Still, the 18th-century aristocrats took this luxury concept to the absolute next level. Any ambitious hostess simply had to have a pineapple decorate her dinner table, so she would rent one to bless her spread and show her guests what hospitality really meant. The very wealthy (and bored) also started competing to produce the most pineapples, which was no small feat given its gestation period.
But one John Murray, the 4th Earl of Dunmore, took the cake. Murray even built a pinery on his estate topped with an enormous, embarrassingly phallic, pineapple. If you’re ever in Scotland, it still stands to this day. It’s okay John, I’m sure yours is bigger than mine.
A Modern-Day Pineapple
Though it changed as the years wore on, the pineapple fad had legs. By 1899, industrialist James Dole—as in the Dole fruit company—moved to Hawaii and started putting the decorative fruit back to work in the factories, cultivating it industrially. Though the pineapple’s luxury days were over, it made new cultural connections. Other companies like Del Monte also opened up pineapple plants on the island of Oahu, further linking the modern pineapple with Hawaiian cuisine. The association continues, even though most pineapple operations in Hawaii have ceased today. Why else do you think we have “Hawaiian” pizza?

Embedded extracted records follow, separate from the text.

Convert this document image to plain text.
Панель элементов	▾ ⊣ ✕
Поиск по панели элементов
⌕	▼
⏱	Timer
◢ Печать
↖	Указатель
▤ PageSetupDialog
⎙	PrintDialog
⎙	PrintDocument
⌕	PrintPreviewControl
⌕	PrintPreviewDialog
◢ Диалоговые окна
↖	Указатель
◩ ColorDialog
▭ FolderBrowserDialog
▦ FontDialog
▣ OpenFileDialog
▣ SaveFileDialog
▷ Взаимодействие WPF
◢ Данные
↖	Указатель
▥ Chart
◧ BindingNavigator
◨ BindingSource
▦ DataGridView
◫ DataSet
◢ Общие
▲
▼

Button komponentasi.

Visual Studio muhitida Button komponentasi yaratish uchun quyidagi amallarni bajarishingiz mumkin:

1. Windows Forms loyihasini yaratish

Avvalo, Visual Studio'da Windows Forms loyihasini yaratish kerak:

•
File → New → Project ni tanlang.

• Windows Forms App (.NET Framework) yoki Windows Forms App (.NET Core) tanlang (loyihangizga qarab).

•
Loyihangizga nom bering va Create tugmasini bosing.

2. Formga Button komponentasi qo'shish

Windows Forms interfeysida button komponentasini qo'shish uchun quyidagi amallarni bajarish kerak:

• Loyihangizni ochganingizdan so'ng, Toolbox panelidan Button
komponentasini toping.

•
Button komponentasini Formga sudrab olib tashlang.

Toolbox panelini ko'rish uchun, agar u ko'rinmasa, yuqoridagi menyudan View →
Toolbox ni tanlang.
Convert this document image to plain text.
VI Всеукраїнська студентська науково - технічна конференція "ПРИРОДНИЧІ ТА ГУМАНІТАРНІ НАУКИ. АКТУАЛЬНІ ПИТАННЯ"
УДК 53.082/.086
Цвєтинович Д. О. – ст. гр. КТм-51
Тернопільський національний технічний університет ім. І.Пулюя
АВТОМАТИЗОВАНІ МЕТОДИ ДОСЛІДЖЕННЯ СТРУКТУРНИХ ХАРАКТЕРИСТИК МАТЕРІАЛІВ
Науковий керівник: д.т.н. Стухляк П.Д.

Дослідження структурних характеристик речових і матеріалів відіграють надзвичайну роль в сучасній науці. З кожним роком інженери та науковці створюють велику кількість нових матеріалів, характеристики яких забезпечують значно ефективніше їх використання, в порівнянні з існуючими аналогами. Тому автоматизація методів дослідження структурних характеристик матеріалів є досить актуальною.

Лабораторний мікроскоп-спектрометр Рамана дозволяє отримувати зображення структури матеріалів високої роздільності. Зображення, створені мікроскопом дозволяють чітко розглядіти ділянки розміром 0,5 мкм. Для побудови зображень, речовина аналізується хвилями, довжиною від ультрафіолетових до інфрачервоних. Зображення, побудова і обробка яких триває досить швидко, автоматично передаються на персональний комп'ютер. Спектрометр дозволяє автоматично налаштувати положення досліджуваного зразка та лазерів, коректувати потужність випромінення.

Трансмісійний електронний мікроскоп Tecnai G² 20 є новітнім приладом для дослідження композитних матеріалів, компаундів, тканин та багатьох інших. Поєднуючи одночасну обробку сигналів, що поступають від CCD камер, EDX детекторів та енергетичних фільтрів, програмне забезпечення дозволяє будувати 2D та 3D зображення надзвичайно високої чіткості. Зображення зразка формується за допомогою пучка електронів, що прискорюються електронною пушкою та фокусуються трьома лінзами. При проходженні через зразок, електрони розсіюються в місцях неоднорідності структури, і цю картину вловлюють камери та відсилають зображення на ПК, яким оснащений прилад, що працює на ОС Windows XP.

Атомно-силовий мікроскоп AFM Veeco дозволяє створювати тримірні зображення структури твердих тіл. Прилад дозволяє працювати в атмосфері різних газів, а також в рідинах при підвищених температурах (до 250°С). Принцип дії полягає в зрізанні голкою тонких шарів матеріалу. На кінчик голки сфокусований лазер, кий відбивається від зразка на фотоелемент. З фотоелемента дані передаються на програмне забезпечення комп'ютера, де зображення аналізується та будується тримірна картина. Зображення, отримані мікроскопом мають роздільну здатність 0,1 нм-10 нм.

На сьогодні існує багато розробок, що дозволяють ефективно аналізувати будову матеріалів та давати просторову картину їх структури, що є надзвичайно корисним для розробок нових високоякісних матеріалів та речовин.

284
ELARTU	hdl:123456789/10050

These cultural pineapple links have only multiplied. In decorative architecture, both from the 18th century and beyond, pineapples continue to symbolize hospitality just as they would in a fashionable lady’s supper spread. It is also recognized as “the fruit of colonialism" and its legacy for the ways the British, Dutch, Portuguese, French, and other colonial powers glommed on to the fruit. Perhaps more surprisingly, the pineapple has even become a symbol of the infertility community, who need reminders to “Stand tall, wear a crown, and be sweet on the inside.”
In 2017, people even noticed the pineapple fad resurfacing, with everything from salt and pepper shakers to jewelry taking on its familiar crowned, aesthetically-pleasing form. You want a pineapple planter pot, phone case, or wallpaper? You got it. Bedspreads, framed art, t-shirts, all there for you—many of them gilded and golden. In short, today pineapples aren’t just pineapples either. They are tiny treasures, polite gestures, and symbols of hope all at once.
There’s just something about the pineapple that makes us want to turn it into something glittering, aspiring, and luxurious—something other than plain old nourishment. Of course, if you time traveled three centuries backward and met Catherine the Great, she’d tell you that’s nothing new.